So the main unit tests pass, I fixed the warnings (either by fixing the code generation, or suppressing the warning if it can't be avoided)
Now, I need to address the sys coverage
I'll also need to check the actual CI workflows, which are partly failing: https://github.com/jeremyfa/haxe/actions/runs/21609734266/job/62275914147
But anyway, that's great progress so far!
totally
ok a little workflow / debugging tip for claude: it always tends to debug using a shitton of print statements. if you do native debugging, remind the sucker to use gdb to step through code
gaaah
lol, fiberus has better performance vs. hxcpp with anon objects than with classes.... ?!
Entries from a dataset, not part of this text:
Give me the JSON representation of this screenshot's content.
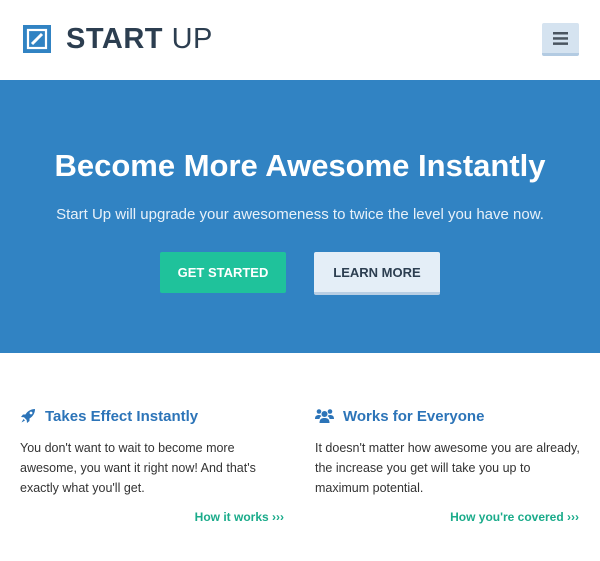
{
  "header": {
    "logo_name": "START UP",
    "logo_strong": "START",
    "logo_light": "UP",
    "menu_icon": "hamburger-menu-icon"
  },
  "hero": {
    "title": "Become More Awesome Instantly",
    "subtitle": "Start Up will upgrade your awesomeness to twice the level you have now.",
    "primary_button": "GET STARTED",
    "secondary_button": "LEARN MORE"
  },
  "features": [
    {
      "icon": "rocket-icon",
      "title": "Takes Effect Instantly",
      "text": "You don't want to wait to become more awesome, you want it right now! And that's exactly what you'll get.",
      "link": "How it works ›››"
    },
    {
      "icon": "users-icon",
      "title": "Works for Everyone",
      "text": "It doesn't matter how awesome you are already, the increase you get will take you up to maximum potential.",
      "link": "How you're covered ›››"
    }
  ],
  "colors": {
    "brand_blue": "#3183c3",
    "accent_green": "#1fc29b",
    "link_green": "#1aab8a",
    "heading_blue": "#2c74b8",
    "dark_text": "#2c3e50"
  }
}
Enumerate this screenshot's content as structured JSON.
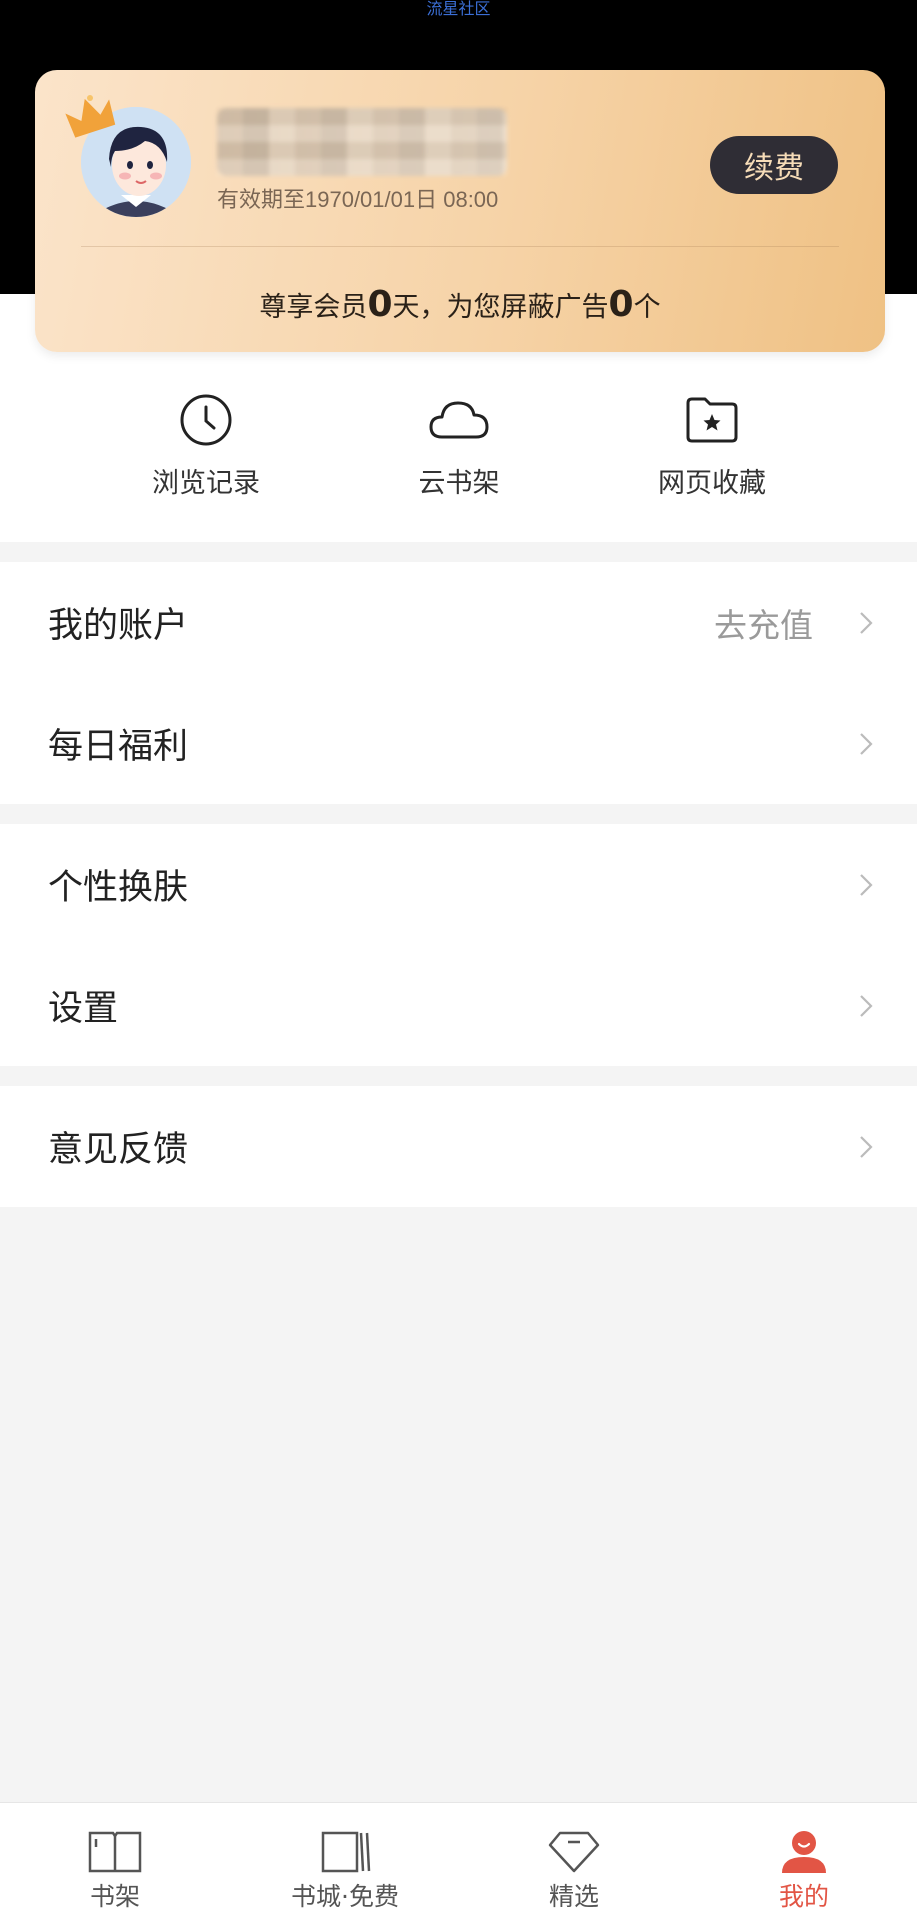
{
  "watermark": "流星社区",
  "vip_card": {
    "expiry": "有效期至1970/01/01日 08:00",
    "renew_label": "续费",
    "stats_prefix": "尊享会员",
    "member_days": "0",
    "stats_middle": "天，为您屏蔽广告",
    "ads_blocked": "0",
    "stats_suffix": "个"
  },
  "quick_actions": [
    {
      "label": "浏览记录",
      "icon": "clock-icon"
    },
    {
      "label": "云书架",
      "icon": "cloud-icon"
    },
    {
      "label": "网页收藏",
      "icon": "star-folder-icon"
    }
  ],
  "menu": {
    "account": {
      "label": "我的账户",
      "action": "去充值"
    },
    "daily_bonus": {
      "label": "每日福利"
    },
    "skin": {
      "label": "个性换肤"
    },
    "settings": {
      "label": "设置"
    },
    "feedback": {
      "label": "意见反馈"
    }
  },
  "tabbar": {
    "items": [
      {
        "label": "书架",
        "icon": "book-icon"
      },
      {
        "label": "书城·免费",
        "icon": "bookstore-icon"
      },
      {
        "label": "精选",
        "icon": "diamond-icon"
      },
      {
        "label": "我的",
        "icon": "profile-icon"
      }
    ],
    "active_index": 3,
    "active_color": "#e25545"
  }
}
it's more than a sec faster than hxcpp in the anon mandelbrot benchmark
defo will have to optimize that
What xD
yeh...
i guess i sorta do that
LuaO and the prismcli-beacon-lumina project are my main ones, even if going slow
ig i want to be able to work on my own schedule without pressure
GC is finally behaving π
=== Fibrix GC Statistics ===
--- Heap ---
Current size: 39845888 bytes (38.00 MB)
Peak size: 75497472 bytes (72.00 MB)
Live bytes: 32224 (0.03 MB)
Large object bytes: 0 (0.00 MB)
Live objects: 61596
--- Memory Blocks ---
Superblocks: 19 total, 4 in use, 15 free
Block hash table: 1216 / 262144 entries (0.5% full)
--- Allocation ---
Total allocations: 196739134 (6004.00 MB)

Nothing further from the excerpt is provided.